Sementara ahli fiqih juga ada yang berpendapat, bahwa dalam keadaan demikian dia boleh diberi bantuan dari uang zakat, sebanyak harta yang dideritanya itu, sekalipun beribu-ribu banyaknya.

Memanfaatkan Tanah Pertanian

Apabila seorang muslim memiliki tanah pertanian, maka dia harus memanfaatkan tanah tersebut dengan bercocoktanam.
Islam samasekali tidak menyukai dikosongkannya tanah pertanian itu, sebab hal tersebut berarti menghilangkan nikmat dan membuang-buang harta, sedang Rasulullah s.a.w. melarang keras disia-siakannya harta.
"Rasulullah s.a.w. melarang membuang-buang harta."
Pemilik tanah ini dapat memanfaatkannya dengan berbagai cara.

Cara Pemanfaatannya

Cara pertama. Diurus sendiri dengan ditanaminya tumbuh-tumbuhan atau ditaburi benih kemudian disiram dan dipelihara. Begitulah sampai keluar hasilnya. Cara semacam ini adalah cara yang terpuji, di mana pemiliknya akan mendapat pahala dari Allah karena tanamannya itu bisa dimanfaatkan oleh manusia, burung dan binatang ternak. Kebanyakan sahabat Anshar adalah hidup bercocok-tanam. Mereka urus sendiri tanah-tanah mereka itu, sebagaimana telah diterangkan terdahulu.
Cara kedua. Kalau dia tidak mungkin dapat mengurus sendiri, maka dipinjamkannya tanahnya itu kepada orang lain yang mampu mengurusnya dengan bantuan alat, bibit ataupun binatang untuk mengolah tanah, sedang dia samasekali tidak mengambil hasilnya. Cara semacam ini sangat dituntut oleh Islam.
Abu Hurairah meriwayatkan, bahwa Rasulullah s.a.w. bersabda sebagai berikut:
"Barangsiapa memiliki tanah, maka tanamilah atau berikan kepada kawannya." (Riwayat Bukhari dan Muslim)
Dalam satu riwayat dikatakan demikian:
"Dari Jabir ia berkata: Kami biasa menyewa tanah dengan mendapatkan sebagai dari hasil (mukhabarah), kemudian kami mendapat hasil tanah itu begini dan begini. Maka sabda Nabi: barangsiapa memiliki tanah, maka tanamilah sendiri atau suruhlah saudaranya untuk menanaminya, kalau tidak, tinggalkanlah." (Riwayat Ahmad dan Muslim)
Berdasar dhahir hadis ini sementara ulama salaf berpendapat, bahwa pemanfaatan tanah hanya dapat ditempuh dengan salah satu dua cara:
1.      Mungkin ditanaminya sendiri, atau
2.      Mungkin diserahkan kepada orang lain untuk ditanami tanpa imbalan suatu apapun.
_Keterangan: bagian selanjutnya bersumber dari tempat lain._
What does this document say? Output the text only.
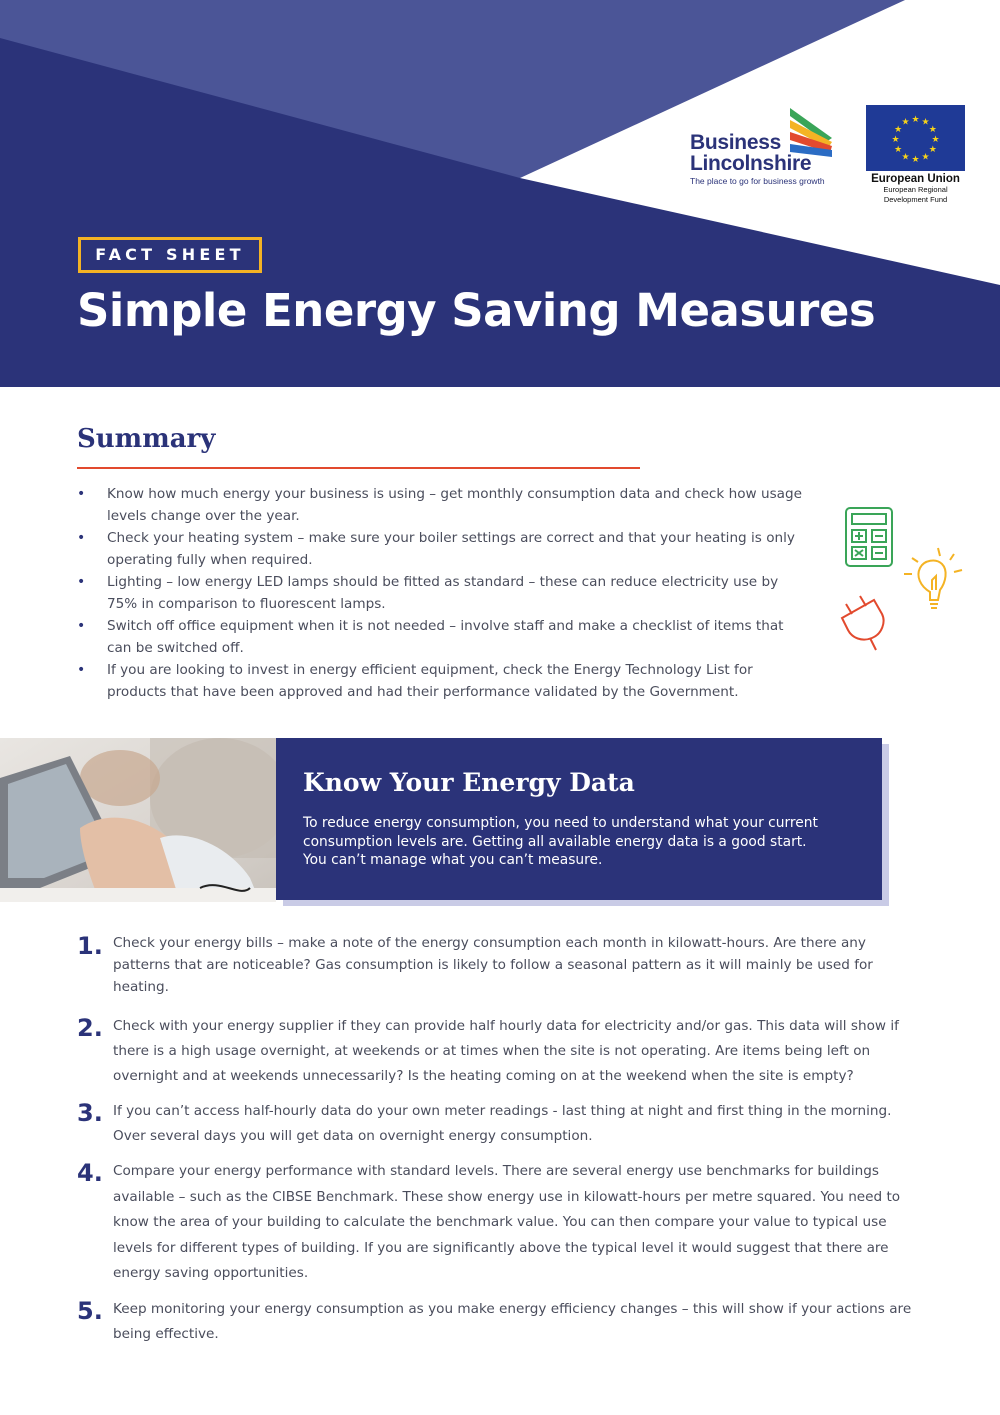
Business
Lincolnshire
The place to go for business growth
★ ★
★
★
★
★
★
★
★
★
★
★
European Union
European Regional
Development Fund
FACT SHEET
Simple Energy Saving Measures
Summary
• Know how much energy your business is using – get monthly consumption data and check how usage levels change over the year.
• Check your heating system – make sure your boiler settings are correct and that your heating is only operating fully when required.
• Lighting – low energy LED lamps should be fitted as standard – these can reduce electricity use by 75% in comparison to fluorescent lamps.
• Switch off office equipment when it is not needed – involve staff and make a checklist of items that can be switched off.
• If you are looking to invest in energy efficient equipment, check the Energy Technology List for products that have been approved and had their performance validated by the Government.
Know Your Energy Data

To reduce energy consumption, you need to understand what your current consumption levels are. Getting all available energy data is a good start. You can’t manage what you can’t measure.

1. Check your energy bills – make a note of the energy consumption each month in kilowatt-hours. Are there any patterns that are noticeable? Gas consumption is likely to follow a seasonal pattern as it will mainly be used for heating.
2. Check with your energy supplier if they can provide half hourly data for electricity and/or gas. This data will show if there is a high usage overnight, at weekends or at times when the site is not operating. Are items being left on overnight and at weekends unnecessarily? Is the heating coming on at the weekend when the site is empty?
3. If you can’t access half-hourly data do your own meter readings - last thing at night and first thing in the morning. Over several days you will get data on overnight energy consumption.
4. Compare your energy performance with standard levels. There are several energy use benchmarks for buildings available – such as the CIBSE Benchmark. These show energy use in kilowatt-hours per metre squared. You need to know the area of your building to calculate the benchmark value. You can then compare your value to typical use levels for different types of building. If you are significantly above the typical level it would suggest that there are energy saving opportunities.
5. Keep monitoring your energy consumption as you make energy efficiency changes – this will show if your actions are being effective.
Yakni pengawasan terhadap tanah dilakukan oleh pemiliknya sedang hasilnya diambil oleh yang mengerjakannya.
Ibnu Hazm meriwayatkan dengan sanadnya sendiri sampai kepada al-Auza'i, bahwa ia berkata: "Atha', Makhul, Mujahid dan Hasan Basri semuanya berpendapat, bahwa tanah yang tidak ditanami, tidak boleh disewakan dengan dirham maupun dinar dan tidak juga dipekerjakan, melainkan harus ditanami oleh si pemiliknya sendiri atau diberikannya kepada orang lain."
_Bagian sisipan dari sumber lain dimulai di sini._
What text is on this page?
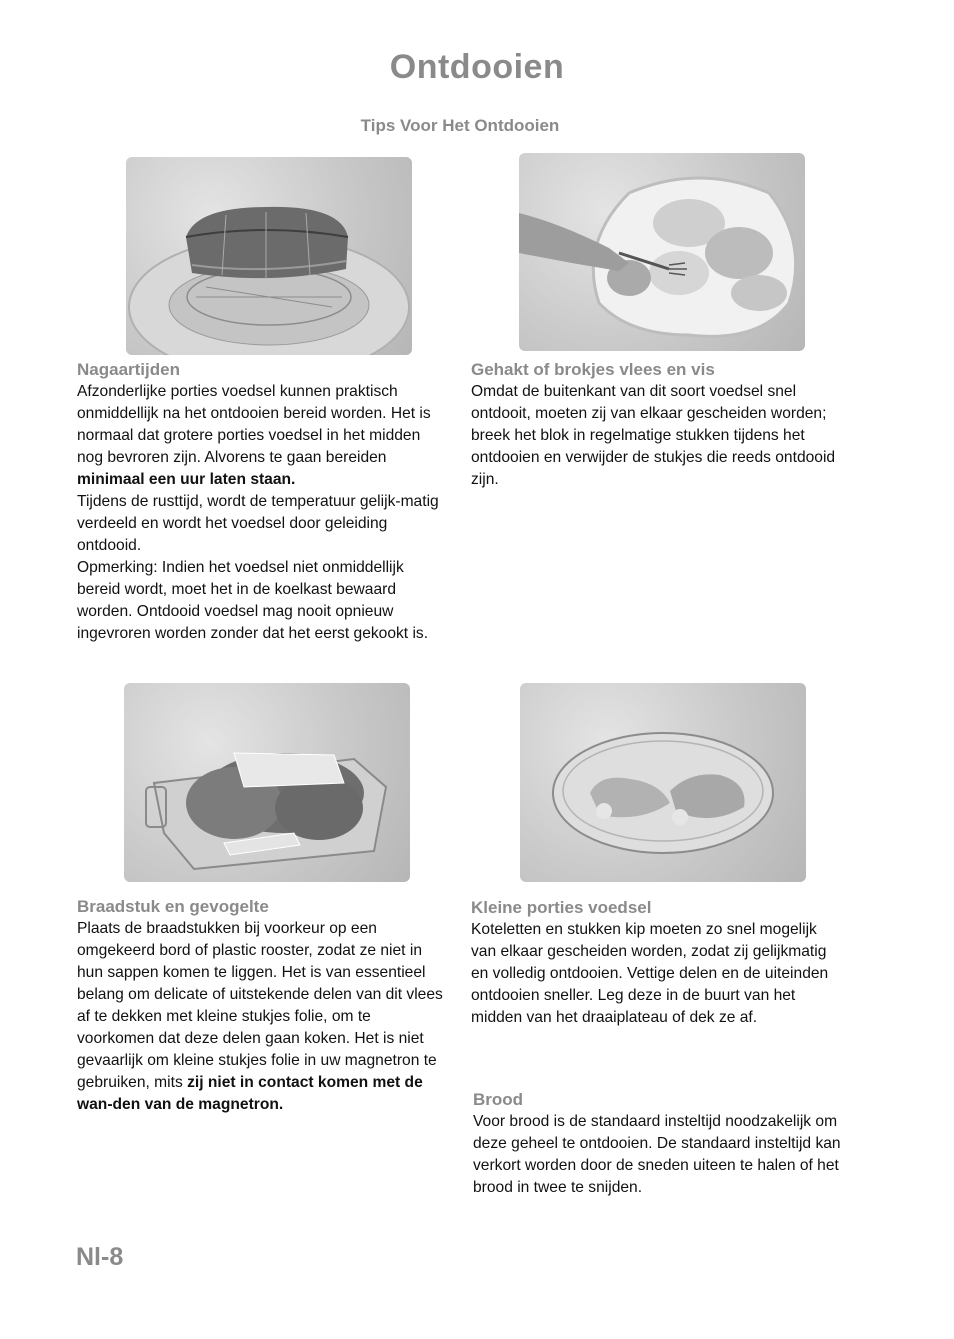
Ontdooien
Tips Voor Het Ontdooien

Nagaartijden

Afzonderlijke porties voedsel kunnen praktisch onmiddellijk na het ontdooien bereid worden. Het is normaal dat grotere porties voedsel in het midden nog bevroren zijn. Alvorens te gaan bereiden minimaal een uur laten staan.
Tijdens de rusttijd, wordt de temperatuur gelijk-matig verdeeld en wordt het voedsel door geleiding ontdooid.
Opmerking: Indien het voedsel niet onmiddellijk bereid wordt, moet het in de koelkast bewaard worden. Ontdooid voedsel mag nooit opnieuw ingevroren worden zonder dat het eerst gekookt is.

Gehakt of brokjes vlees en vis

Omdat de buitenkant van dit soort voedsel snel ontdooit, moeten zij van elkaar gescheiden worden; breek het blok in regelmatige stukken tijdens het ontdooien en verwijder de stukjes die reeds ontdooid zijn.

Braadstuk en gevogelte

Plaats de braadstukken bij voorkeur op een omgekeerd bord of plastic rooster, zodat ze niet in hun sappen komen te liggen. Het is van essentieel belang om delicate of uitstekende delen van dit vlees af te dekken met kleine stukjes folie, om te voorkomen dat deze delen gaan koken. Het is niet gevaarlijk om kleine stukjes folie in uw magnetron te gebruiken, mits zij niet in contact komen met de wan-den van de magnetron.

Kleine porties voedsel

Koteletten en stukken kip moeten zo snel mogelijk van elkaar gescheiden worden, zodat zij gelijkmatig en volledig ontdooien. Vettige delen en de uiteinden ontdooien sneller. Leg deze in de buurt van het midden van het draaiplateau of dek ze af.

Brood

Voor brood is de standaard insteltijd noodzakelijk om deze geheel te ontdooien. De standaard insteltijd kan verkort worden door de sneden uiteen te halen of het brood in twee te snijden.

Nl-8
Diriwayatkan, bahwa Abdullah bin Abbas berpendapat, bahwa perintah memberi tanah dalam hadis-hadis di atas, bukan wajib tetapi hanya sunnat belaka.
Imam Bukhari meriwayatkan, bahwa 'Amr bin Dinar berkata: aku berkata kepada Thawus, salah seorang rekan Ibnu Abbas: kalau kamu tinggalkan mukhabarah, maka mereka akan beranggapan, bahwa Nabi melarangnya. Kemudian Thawus berkata: orang yang lebih tahu, yakni Ibnu Abbas, pernah memberitahukan kepadaku, bahwa Rasulullah s.a.w. tidak melarangnya, cuma beliau bersabda demikian:
"Sungguh salah seorang di antara kamu akan memberikan tanahnya kepada kawannya, lebih baik daripada dia mengambil atas tanahnya itu hasil yang ditentukan." (Riwayat Bukhari)
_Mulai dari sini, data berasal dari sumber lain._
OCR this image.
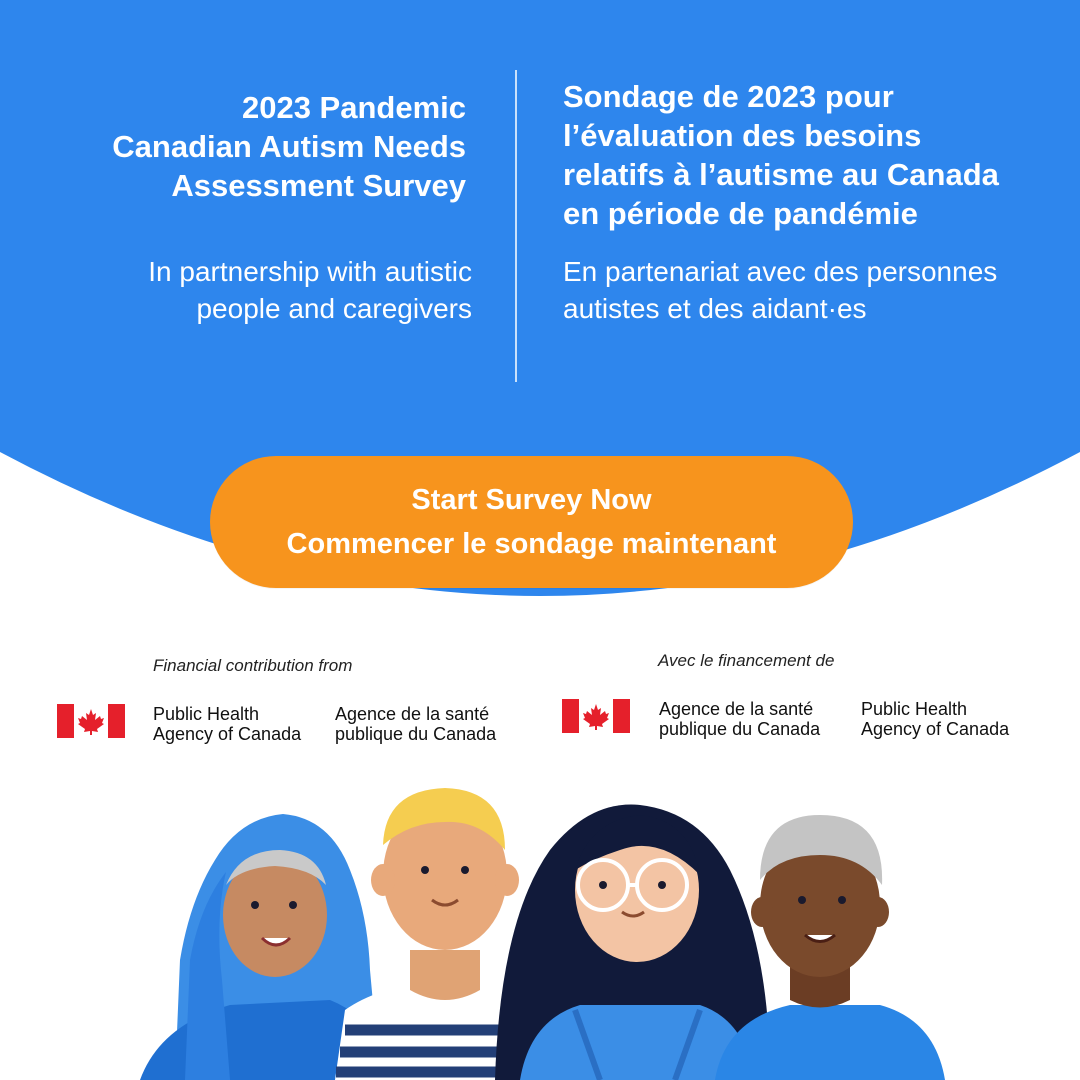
2023 Pandemic
Canadian Autism Needs
Assessment Survey

In partnership with autistic
people and caregivers

Sondage de 2023 pour
l’évaluation des besoins
relatifs à l’autisme au Canada
en période de pandémie

En partenariat avec des personnes
autistes et des aidant·es

Start Survey Now
Commencer le sondage maintenant
Financial contribution from
Public Health
Agency of Canada
Agence de la santé
publique du Canada
Avec le financement de
Agence de la santé
publique du Canada
Public Health
Agency of Canada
Cara ketiga, ialah cara muzara'ah, yaitu pemilik tanah menyerahkan alat, benih dan hewan kepada yang hendak menanaminya dengan suatu ketentuan dia akan mendapat hasil yang telah ditentukan, misalnya: 1/2, 1/3 atau kurang atau lebih menurut persetujuan bersama.
Boleh juga si pemilik tanah itu membantu kepada yang hendak menaminya berupa bibit, alat atau hewan.
Cara seperti ini disebut: muzara'ah, musagaat atau mukhabarah.
Dalam hadis yang diriwayatkan oleh Imam Bukhari dan Muslim diterangkan, bahwa Rasulullah s.a.w. menyewakan tanah kepada penduduk Khaibar dengan perjanjian separuh hasilnya untuk pemilik tanah.
Hadis ini diriwayatkan oleh beberapa orang sahabat, di antaranya: Ibnu Umar, Ibnu Abbas dan Jabir bin Abdullah.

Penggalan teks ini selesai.